The Ordovician Radiation: A Follow-up to the Cambrian Explosion?

Integr Comp Biol 2003 Feb;43(1):178-84

Department of Earth Sciences, University of California, Riverside, California 92521.

There was a major diversification known as the Ordovician Radiation, in the period immediately following the Cambrian. This event is unique in taxonomic, ecologic and biogeographic aspects.While all of the phyla but one were established during the Cambrian explosion, taxonomic increases during the Ordovician were manifest at lower taxonomic levels although ordinal level diversity doubled.

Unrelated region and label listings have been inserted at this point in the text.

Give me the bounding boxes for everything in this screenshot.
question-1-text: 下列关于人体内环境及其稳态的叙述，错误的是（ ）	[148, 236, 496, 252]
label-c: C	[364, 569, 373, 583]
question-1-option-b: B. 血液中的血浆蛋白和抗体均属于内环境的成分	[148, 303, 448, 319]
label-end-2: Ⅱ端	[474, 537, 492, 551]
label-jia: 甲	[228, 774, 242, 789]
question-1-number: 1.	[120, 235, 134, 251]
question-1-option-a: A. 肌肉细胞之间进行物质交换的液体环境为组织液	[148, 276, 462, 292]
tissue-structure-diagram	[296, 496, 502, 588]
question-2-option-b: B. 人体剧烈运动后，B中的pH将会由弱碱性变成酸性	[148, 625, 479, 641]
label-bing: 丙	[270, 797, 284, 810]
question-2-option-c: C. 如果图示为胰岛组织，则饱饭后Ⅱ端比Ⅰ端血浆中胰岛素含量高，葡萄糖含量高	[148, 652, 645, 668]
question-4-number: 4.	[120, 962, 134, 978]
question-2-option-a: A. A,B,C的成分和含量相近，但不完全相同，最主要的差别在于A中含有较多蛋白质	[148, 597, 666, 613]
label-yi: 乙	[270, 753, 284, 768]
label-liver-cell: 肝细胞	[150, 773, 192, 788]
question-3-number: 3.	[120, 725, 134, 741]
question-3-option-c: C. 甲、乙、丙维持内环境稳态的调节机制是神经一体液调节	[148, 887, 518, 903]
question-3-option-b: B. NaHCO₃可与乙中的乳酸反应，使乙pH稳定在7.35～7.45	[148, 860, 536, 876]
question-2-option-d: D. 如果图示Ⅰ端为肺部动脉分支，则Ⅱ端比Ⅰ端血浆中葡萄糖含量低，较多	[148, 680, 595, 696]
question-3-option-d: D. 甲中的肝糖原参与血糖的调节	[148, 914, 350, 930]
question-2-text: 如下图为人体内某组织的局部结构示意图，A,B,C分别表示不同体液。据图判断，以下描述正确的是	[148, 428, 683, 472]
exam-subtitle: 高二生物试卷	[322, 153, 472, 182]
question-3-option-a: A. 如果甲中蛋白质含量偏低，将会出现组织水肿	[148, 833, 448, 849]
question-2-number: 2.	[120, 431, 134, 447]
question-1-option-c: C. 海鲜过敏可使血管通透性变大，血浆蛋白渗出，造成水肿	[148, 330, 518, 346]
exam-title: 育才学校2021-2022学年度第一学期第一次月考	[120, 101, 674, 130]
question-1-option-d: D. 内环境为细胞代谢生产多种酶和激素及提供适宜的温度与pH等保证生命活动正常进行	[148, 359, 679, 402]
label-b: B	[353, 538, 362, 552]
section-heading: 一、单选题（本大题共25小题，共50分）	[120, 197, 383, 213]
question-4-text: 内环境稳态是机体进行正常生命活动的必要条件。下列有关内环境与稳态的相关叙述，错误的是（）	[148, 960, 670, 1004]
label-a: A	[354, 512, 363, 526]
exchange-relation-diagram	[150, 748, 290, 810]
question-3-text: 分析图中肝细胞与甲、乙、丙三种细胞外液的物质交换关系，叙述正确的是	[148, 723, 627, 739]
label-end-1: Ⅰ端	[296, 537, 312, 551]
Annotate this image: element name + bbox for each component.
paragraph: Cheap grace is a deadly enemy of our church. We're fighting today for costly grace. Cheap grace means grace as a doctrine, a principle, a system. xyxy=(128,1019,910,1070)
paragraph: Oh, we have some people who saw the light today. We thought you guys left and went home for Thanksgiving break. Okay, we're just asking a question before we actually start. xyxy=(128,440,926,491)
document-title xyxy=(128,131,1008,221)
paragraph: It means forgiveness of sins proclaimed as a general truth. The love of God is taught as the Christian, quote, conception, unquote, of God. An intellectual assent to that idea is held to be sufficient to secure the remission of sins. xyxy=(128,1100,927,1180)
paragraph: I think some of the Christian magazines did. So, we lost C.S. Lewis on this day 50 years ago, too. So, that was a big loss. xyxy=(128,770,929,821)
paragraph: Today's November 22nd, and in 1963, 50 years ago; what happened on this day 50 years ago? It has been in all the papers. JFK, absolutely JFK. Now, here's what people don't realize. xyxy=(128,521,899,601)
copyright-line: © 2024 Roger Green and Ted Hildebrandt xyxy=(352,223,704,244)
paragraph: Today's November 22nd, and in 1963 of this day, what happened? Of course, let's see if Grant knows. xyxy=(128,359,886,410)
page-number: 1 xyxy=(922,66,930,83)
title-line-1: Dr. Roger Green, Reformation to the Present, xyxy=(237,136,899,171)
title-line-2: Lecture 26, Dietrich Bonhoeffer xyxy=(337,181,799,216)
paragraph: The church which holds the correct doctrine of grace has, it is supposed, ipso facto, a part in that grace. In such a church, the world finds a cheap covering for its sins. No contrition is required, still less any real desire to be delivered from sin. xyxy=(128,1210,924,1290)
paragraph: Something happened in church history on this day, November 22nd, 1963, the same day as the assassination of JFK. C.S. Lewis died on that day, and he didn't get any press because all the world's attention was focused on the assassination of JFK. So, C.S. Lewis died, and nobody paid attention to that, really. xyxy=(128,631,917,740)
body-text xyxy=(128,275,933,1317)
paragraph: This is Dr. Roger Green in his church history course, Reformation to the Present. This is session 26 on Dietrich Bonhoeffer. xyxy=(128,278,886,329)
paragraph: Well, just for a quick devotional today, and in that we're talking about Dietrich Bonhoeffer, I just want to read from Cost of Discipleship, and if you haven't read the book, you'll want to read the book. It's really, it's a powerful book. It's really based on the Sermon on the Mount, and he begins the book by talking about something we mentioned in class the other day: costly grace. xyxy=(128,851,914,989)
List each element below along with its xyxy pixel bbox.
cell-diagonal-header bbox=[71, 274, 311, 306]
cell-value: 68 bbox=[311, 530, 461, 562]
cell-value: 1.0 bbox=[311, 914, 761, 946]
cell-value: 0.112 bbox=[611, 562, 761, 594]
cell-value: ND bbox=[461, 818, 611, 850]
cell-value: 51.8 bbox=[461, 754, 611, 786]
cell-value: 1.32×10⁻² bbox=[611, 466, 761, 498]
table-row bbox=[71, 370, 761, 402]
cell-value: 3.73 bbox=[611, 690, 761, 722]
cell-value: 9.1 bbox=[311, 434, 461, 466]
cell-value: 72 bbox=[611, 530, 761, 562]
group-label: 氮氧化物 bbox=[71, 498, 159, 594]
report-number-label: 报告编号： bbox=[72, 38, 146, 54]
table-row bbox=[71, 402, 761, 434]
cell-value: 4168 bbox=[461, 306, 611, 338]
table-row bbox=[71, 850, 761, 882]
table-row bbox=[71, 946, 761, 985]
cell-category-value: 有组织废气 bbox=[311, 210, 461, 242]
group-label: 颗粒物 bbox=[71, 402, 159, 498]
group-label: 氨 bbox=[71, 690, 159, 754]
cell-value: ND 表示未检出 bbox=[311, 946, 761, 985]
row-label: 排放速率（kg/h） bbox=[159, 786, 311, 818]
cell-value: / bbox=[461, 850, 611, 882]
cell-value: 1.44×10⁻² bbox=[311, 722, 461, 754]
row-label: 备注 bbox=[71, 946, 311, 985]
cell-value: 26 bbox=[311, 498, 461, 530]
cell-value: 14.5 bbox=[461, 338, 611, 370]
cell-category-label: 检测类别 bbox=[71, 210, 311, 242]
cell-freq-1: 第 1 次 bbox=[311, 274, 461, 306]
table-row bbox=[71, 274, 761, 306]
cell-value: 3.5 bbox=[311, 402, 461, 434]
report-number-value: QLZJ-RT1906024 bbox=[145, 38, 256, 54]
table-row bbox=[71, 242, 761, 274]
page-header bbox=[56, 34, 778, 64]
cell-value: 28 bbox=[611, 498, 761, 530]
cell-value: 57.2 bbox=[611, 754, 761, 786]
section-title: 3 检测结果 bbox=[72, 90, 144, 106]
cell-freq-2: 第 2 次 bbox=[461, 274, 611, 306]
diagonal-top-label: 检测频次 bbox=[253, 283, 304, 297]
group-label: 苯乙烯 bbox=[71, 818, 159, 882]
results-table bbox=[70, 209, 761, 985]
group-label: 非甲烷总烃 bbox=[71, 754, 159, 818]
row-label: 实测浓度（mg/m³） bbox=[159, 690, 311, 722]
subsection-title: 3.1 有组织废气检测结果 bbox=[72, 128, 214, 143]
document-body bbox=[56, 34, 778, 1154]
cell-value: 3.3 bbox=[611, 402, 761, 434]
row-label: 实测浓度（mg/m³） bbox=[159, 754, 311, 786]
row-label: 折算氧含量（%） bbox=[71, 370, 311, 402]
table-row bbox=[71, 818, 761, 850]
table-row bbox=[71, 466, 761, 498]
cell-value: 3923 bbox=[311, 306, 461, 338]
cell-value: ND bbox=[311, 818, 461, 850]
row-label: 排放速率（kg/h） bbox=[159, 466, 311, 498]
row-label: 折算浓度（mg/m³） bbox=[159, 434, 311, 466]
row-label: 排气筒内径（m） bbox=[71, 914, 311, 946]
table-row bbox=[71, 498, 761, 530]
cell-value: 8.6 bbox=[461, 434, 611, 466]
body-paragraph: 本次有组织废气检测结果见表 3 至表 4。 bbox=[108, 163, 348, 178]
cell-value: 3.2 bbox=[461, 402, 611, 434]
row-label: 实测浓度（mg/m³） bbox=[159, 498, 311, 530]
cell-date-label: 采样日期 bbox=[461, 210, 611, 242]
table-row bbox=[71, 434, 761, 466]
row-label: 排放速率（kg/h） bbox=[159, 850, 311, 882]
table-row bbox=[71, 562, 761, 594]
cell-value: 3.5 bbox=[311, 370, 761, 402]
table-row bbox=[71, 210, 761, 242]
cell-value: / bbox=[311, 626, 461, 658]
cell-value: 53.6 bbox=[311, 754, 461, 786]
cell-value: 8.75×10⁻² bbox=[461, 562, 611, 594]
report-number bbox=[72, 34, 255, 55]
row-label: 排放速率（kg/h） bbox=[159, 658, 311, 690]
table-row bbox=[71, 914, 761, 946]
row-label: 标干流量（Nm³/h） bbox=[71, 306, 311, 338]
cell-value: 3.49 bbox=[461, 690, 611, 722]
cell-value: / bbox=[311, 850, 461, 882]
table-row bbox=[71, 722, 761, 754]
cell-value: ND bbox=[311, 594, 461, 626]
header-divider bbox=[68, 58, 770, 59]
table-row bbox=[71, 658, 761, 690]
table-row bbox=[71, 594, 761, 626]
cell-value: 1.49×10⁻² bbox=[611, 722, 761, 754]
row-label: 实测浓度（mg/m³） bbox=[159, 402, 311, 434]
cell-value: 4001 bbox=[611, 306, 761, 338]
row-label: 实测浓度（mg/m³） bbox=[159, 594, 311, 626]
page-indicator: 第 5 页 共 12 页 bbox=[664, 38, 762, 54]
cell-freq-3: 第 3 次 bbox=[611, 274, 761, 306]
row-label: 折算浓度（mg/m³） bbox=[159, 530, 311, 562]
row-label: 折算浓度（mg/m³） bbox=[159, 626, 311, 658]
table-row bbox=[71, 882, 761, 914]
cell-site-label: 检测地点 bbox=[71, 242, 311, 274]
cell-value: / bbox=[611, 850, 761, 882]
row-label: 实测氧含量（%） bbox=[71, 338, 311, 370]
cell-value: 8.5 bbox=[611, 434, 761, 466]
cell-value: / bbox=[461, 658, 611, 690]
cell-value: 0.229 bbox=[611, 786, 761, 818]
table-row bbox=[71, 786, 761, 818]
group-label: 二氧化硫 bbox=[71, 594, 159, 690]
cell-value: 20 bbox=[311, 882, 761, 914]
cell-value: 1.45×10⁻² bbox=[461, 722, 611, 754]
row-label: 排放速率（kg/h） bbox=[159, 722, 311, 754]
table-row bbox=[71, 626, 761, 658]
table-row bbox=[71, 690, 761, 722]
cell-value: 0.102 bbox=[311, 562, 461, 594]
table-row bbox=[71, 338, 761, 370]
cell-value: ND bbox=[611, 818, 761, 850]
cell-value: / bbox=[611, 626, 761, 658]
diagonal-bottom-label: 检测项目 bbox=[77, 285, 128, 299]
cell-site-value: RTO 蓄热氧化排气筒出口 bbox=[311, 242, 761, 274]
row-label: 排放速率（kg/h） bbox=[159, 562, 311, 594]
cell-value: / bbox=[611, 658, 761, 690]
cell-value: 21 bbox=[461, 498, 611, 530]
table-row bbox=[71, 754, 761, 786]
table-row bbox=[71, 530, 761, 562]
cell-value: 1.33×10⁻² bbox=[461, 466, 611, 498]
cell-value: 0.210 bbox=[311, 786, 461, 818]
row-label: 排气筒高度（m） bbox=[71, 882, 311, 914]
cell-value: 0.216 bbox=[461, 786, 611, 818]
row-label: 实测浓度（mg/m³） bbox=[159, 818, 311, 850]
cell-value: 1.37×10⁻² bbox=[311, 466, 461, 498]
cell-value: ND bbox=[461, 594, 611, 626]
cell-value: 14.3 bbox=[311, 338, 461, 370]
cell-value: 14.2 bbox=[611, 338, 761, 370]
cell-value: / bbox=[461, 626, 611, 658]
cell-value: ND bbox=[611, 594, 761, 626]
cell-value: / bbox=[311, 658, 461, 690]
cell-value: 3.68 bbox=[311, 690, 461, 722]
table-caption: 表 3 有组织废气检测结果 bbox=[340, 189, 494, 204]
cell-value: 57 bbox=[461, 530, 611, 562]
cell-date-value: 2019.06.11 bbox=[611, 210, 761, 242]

Marine family diversity tripled and within clade diversity increases occurred at the genus and species levels. The Ordovician radiation established the Paleozoic Evolutionary Fauna; those taxa which dominated the marine realm for the next 250 million years. Community structure dramatically increased in complexity. New communities were established and there were fundamental shifts in dominance and abundance.Over the past ten years, there has been an effort to examine this radiation at different scales. In comparison with the Cambrian explosion which appears to be more globally mediated, local and regional studies of Ordovician faunas reveal sharp transitions with timing and magnitudes that vary geographically. These transitions suggest a more episodic and complex history than that revealed through synoptic global studies alone.Despite its apparent uniqueness, we cannot exclude the possibility that the Ordovician radiation was an extension of Cambrian diversity dynamics. That is, the Ordovician radiation may have been an event independent of the Cambrian radiation and thus requiring a different set of explanations, or it may have been the inevitable follow-up to the Cambrian radiation. Future studies should focus on resolving this issue.